The oil, with which the rind abounds, has a different odor from that of the orange, and the juice, rich in citric acid, is intensely sour; to this, however, the variety known as the sweet lemon is an exception. The lemon succeeds in the same climates as the orange, and the culture of the two is the same. Over 30 varieties are enumerated, some of which, as the horned and the fingered lemons, are only known in the collections of amateurs as curious monstrosities. Those in cultivation for profit differ in size, shape, thickness, and roughness of skin, and the size and form of the nipple at the end. In a horticultural classification they are grouped as round, pear-shaped, cylindrical, gourd-shaped, wax, etc, with several varieties under each head; in commerce they are known by the names of the ports from which they are shipped, as Messina, Lisbon, etc. Very fine lemons are produced in Florida and in the southern part of California, but much less attention has been given to their cultivation than to that of the orange; as the orange is more difficult to transport than the lemon, it always brings a higher price, and the growers find it more profitable.
The lemon tree is frequently cultivated in conservatories, and is a favorite as a house plant, as it is ornamental in its foliage, flower, and fruit; if not exposed to too low a temperature, the tree will survive a great deal of bad treatment, and those seen in house culture are usually in a poor condition. The tree should have a good open soil, and when not in a growing state during the winter needs but little water; new growth begins late in winter or early in spring, when it should be watered freely, and when the young wood has hardened the plant set out of doors where it will be sheltered from violent winds. The fruit, which sets in spring, remains upon the tree all winter, gradually coloring. The foliage must be washed occasionally to remove dust, and a smutty fungus which sometimes appears; and if a scale insect is found, it must be removed by the use of strong solution of soap applied with a stiff brush. The lemon is valued for its acid juice and its aromatic rind, and its domestic uses in making cooling drinks and for flavoring are well known.

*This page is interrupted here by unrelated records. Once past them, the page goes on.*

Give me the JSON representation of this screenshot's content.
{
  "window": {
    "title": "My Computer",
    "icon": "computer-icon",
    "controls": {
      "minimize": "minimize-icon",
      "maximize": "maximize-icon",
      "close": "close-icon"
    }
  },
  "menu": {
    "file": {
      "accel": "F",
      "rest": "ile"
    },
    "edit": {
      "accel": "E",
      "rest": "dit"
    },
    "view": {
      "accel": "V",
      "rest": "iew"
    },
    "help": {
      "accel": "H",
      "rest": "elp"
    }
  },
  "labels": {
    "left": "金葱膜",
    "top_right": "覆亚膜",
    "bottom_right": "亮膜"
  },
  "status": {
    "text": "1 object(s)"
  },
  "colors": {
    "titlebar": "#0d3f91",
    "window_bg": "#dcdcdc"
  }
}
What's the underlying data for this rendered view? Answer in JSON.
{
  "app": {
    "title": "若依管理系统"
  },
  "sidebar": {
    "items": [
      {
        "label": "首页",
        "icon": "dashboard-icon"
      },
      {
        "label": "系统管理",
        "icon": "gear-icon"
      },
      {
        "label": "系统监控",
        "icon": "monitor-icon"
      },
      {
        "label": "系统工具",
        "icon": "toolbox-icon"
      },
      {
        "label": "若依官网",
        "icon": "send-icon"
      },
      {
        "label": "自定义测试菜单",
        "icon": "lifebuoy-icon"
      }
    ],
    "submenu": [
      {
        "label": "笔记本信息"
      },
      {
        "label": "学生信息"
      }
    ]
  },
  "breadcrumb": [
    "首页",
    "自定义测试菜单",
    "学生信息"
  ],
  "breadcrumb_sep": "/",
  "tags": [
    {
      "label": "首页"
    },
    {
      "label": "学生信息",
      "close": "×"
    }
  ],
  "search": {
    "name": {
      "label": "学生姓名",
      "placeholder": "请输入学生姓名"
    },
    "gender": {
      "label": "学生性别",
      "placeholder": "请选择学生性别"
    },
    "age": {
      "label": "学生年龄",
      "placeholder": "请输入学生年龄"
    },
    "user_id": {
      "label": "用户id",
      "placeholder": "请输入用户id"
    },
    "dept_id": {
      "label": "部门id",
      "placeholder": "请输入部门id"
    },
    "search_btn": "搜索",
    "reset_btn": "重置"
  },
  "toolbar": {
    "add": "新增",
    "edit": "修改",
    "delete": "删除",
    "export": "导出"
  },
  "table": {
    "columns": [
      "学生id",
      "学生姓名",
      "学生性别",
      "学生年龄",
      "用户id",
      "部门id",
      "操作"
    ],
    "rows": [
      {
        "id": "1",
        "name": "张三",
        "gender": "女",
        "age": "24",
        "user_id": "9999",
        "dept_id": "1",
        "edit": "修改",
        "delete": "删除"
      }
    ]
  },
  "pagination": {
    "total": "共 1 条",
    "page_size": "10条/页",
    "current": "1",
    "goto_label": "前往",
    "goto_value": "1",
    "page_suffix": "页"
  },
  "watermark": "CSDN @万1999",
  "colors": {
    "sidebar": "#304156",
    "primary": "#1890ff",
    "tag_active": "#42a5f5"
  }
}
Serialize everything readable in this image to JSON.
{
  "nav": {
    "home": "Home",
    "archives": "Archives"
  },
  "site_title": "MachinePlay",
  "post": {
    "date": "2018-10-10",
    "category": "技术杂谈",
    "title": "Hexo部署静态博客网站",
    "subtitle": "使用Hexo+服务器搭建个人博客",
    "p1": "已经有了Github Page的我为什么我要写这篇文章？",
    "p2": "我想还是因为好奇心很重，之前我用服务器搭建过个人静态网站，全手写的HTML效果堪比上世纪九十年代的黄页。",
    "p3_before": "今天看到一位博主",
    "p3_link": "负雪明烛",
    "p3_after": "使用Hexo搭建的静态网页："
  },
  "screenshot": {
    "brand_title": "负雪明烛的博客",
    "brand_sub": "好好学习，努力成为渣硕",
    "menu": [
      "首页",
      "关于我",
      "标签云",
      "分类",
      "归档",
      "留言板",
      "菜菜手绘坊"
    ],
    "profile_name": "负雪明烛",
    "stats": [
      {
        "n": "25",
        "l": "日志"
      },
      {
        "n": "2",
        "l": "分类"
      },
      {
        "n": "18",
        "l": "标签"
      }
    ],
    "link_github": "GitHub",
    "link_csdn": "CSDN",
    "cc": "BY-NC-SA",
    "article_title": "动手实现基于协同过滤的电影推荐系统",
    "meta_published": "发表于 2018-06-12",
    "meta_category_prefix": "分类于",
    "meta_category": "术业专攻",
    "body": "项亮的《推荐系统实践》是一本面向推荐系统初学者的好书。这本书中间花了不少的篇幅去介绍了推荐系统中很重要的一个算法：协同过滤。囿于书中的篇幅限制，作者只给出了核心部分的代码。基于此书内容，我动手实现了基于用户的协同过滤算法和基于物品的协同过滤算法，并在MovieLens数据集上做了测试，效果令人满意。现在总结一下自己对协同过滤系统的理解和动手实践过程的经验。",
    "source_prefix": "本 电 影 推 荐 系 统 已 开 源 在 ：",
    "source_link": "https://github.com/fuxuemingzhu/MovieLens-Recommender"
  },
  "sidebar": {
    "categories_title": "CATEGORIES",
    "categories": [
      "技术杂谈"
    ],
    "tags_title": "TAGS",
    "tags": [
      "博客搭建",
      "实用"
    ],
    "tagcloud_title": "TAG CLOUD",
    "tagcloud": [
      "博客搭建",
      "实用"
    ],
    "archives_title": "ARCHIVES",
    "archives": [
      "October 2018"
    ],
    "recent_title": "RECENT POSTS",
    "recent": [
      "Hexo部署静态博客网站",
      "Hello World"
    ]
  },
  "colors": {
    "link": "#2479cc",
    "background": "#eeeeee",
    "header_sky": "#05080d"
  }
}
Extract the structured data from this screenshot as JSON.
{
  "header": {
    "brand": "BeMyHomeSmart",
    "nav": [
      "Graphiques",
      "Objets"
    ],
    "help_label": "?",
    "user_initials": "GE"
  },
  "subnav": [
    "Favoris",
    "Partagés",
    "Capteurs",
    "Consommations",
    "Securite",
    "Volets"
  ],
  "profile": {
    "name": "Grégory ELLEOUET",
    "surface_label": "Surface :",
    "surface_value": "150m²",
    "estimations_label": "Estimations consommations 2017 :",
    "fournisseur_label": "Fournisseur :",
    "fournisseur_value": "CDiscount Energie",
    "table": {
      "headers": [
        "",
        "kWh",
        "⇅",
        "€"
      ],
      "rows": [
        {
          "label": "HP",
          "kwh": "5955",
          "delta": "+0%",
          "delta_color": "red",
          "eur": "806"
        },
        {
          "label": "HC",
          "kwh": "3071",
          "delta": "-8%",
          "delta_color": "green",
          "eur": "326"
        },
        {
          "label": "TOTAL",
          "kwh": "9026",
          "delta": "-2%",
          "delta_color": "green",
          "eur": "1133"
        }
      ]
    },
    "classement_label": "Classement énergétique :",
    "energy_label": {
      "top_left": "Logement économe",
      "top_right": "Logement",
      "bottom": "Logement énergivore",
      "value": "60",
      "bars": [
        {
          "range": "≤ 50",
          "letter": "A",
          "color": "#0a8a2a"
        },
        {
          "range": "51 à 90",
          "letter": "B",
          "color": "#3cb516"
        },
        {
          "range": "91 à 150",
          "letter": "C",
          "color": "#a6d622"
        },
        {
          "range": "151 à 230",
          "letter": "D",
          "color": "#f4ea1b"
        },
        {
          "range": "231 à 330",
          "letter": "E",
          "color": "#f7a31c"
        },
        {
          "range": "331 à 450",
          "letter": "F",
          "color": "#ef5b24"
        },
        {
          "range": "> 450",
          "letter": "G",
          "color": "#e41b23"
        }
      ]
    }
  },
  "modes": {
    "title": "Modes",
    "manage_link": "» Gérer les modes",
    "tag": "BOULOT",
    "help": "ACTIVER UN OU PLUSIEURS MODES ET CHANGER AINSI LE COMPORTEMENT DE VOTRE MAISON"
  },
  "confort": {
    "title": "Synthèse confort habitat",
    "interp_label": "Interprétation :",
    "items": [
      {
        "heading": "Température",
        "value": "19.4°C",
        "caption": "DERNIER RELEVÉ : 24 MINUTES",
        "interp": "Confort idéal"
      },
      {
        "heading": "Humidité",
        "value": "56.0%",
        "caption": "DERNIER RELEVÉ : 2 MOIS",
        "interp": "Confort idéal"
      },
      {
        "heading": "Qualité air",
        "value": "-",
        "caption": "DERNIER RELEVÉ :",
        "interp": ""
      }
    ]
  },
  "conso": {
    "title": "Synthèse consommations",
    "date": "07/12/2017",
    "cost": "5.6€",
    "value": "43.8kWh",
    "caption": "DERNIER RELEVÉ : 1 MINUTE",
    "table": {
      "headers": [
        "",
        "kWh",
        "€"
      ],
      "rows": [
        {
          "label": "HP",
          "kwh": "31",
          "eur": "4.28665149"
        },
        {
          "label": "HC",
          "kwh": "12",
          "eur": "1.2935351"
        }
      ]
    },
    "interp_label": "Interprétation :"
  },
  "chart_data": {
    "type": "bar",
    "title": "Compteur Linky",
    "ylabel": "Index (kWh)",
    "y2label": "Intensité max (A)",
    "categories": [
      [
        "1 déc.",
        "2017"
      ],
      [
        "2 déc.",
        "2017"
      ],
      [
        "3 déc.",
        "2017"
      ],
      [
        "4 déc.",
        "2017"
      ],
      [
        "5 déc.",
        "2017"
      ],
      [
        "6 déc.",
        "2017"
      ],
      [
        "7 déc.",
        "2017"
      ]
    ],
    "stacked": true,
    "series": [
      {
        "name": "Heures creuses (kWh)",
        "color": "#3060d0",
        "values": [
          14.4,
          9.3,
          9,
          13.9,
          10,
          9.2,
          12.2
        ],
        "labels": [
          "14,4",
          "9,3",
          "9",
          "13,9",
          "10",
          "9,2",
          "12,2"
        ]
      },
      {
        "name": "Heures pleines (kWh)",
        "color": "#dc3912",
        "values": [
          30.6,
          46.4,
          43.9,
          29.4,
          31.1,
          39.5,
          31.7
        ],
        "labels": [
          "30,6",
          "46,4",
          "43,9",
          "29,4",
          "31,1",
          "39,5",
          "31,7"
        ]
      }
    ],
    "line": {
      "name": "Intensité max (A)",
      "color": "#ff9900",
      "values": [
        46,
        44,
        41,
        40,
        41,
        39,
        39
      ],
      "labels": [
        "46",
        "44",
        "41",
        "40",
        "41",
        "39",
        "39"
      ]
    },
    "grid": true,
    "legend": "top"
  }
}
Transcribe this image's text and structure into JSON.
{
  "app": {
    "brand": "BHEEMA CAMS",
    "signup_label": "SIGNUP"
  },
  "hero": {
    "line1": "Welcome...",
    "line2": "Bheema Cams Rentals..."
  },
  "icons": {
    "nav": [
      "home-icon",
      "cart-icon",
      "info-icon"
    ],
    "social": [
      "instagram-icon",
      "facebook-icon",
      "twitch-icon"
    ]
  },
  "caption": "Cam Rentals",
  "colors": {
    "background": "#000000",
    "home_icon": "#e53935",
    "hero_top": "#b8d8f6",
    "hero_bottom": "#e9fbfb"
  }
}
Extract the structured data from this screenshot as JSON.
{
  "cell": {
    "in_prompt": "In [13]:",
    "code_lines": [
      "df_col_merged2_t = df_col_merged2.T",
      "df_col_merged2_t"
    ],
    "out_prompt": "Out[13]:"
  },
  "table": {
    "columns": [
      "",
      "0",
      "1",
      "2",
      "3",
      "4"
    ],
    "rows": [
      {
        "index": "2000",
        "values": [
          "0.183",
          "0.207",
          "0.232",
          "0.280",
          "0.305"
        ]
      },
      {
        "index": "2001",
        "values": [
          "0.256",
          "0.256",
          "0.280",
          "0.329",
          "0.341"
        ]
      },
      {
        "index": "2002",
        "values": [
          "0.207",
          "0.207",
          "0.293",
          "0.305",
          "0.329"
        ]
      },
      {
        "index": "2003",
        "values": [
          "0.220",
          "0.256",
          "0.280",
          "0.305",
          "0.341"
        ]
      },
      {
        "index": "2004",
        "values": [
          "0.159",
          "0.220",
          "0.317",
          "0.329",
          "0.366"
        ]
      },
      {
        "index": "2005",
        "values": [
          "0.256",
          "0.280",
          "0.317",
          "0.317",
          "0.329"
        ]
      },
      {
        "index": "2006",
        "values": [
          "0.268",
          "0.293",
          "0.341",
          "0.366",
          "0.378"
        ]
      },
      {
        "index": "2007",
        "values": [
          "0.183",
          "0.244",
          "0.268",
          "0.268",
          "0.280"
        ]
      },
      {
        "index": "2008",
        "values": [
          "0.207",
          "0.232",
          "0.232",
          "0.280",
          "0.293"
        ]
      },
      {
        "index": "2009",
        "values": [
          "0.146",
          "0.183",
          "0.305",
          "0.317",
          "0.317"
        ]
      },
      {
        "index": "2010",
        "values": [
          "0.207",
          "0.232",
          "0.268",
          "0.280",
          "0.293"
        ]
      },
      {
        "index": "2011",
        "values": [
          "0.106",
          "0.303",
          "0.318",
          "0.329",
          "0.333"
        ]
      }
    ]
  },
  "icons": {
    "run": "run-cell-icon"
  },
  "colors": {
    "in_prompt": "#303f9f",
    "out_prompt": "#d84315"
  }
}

The juice contains nearly two Per cent. of citric acid with mucilage and bitter extractive matter. (See Citric Acid.) - The oil of lemons is contained in receptacles in the outer portion of the rind; it is a volatile oil, and was formerly obtained by distillation, but the oil prepared in this manner has a less pleasant flavor than that by expression. The outer portion of the rind, or flavedo as it is called, is removed by rasping and afterward subjected to pressure; after resting to deposit its coarse impurities, it is filtered and put into copper cans of about six gallons capacity, in which it is exported; the supply comes from the south of Europe. This oil has the same composition (C10H8) as the oil of turpentine, and when kept for a long while it loses its proper flavor and has that of turpentine. The oil is largely used by confectioners and pastry cooks for flavoring; the extract of lemon sold for domestic use is a more or less concentrated solution of the oil in alcohol; when mixed with alcohol the oil retains its purity of flavor much longer than when kept by itself, and perfumers preserve this and other essential oils from deterioration by mixing them with alcohol as soon as received.